Ali Bongo Ondimba, en visite officielle à Pékin, le 7 décembre 2016. © Fred Dufour/AP/SIPA

Pendant près de deux mois, du 28 mars au 26 mai 2017, le pouvoir et une partie de l’opposition ont discuté de l’avenir du Gabon et des réformes politiques réclamées par les perdants de la dernière présidentielle

Les deux camps se sont entendus pour opérer quelques changements majeurs, à commencer par l’élection présidentielle, qui sera désormais organisée en deux tours. L’opposition a aussi obtenu la suppression de la disposition qui exigeait que les candidats à ladite élection soient âgés d’au moins 40 ans.

Le pouvoir a également accepté de saborder la Commission électorale nationale autonome et permanente (Cenap). À sa place, un Centre gabonais des élections (CGL) doit être mis en place. Le ministère de l’Intérieur voit son rôle réduit, puisque c’est justement au CGL qu’incombera la mission d’annoncer les résultats électoraux.

L’autre modification importante concerne les juges de la Cour constitutionnelle.

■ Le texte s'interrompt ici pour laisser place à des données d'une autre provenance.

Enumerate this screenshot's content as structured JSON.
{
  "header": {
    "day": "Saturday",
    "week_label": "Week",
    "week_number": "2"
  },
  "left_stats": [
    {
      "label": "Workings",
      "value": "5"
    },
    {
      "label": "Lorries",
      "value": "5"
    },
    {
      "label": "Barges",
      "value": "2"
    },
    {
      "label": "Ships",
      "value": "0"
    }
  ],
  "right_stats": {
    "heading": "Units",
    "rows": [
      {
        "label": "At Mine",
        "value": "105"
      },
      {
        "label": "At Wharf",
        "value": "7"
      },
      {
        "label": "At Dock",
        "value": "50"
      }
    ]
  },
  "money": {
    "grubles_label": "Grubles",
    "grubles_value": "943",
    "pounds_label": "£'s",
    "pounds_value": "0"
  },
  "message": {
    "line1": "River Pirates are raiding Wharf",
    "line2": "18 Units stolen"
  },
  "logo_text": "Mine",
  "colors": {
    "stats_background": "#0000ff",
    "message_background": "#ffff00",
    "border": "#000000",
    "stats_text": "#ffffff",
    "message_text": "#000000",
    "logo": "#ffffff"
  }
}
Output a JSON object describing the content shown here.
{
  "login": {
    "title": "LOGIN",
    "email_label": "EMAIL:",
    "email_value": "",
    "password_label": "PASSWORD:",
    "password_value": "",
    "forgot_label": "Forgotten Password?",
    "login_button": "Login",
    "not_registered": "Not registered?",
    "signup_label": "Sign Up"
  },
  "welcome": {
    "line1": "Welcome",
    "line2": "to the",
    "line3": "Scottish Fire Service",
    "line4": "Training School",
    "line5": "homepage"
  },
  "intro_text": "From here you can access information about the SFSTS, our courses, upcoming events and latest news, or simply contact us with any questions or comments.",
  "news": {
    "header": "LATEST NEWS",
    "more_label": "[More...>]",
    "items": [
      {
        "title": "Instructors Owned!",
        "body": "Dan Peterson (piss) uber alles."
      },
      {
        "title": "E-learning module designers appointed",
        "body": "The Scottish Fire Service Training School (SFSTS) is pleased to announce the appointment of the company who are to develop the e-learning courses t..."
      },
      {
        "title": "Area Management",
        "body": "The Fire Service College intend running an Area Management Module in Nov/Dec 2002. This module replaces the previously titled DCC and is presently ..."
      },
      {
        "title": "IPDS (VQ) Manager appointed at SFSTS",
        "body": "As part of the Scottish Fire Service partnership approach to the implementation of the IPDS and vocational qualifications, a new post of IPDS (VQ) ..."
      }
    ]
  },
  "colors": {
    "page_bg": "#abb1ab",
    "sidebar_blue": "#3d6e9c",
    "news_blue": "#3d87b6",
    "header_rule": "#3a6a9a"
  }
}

Les sages ne disposeront plus à l’avenir que d’un mandat unique de neuf ans, quand, par le passé, ils étaient nommés pour une durée renouvelable de sept ans.

Le gouvernement a également entériné l’augmentation du nombre des députés, dès les prochaines législatives prévues cette année ; en revanche, celui des sénateurs sera restreint, de même que la durée de leur mandat, ramenée à cinq ans, contre sept aujourd’hui. Enfin, les élus du peuple (députés, sénateurs, élus locaux) pourront cumuler leurs mandats.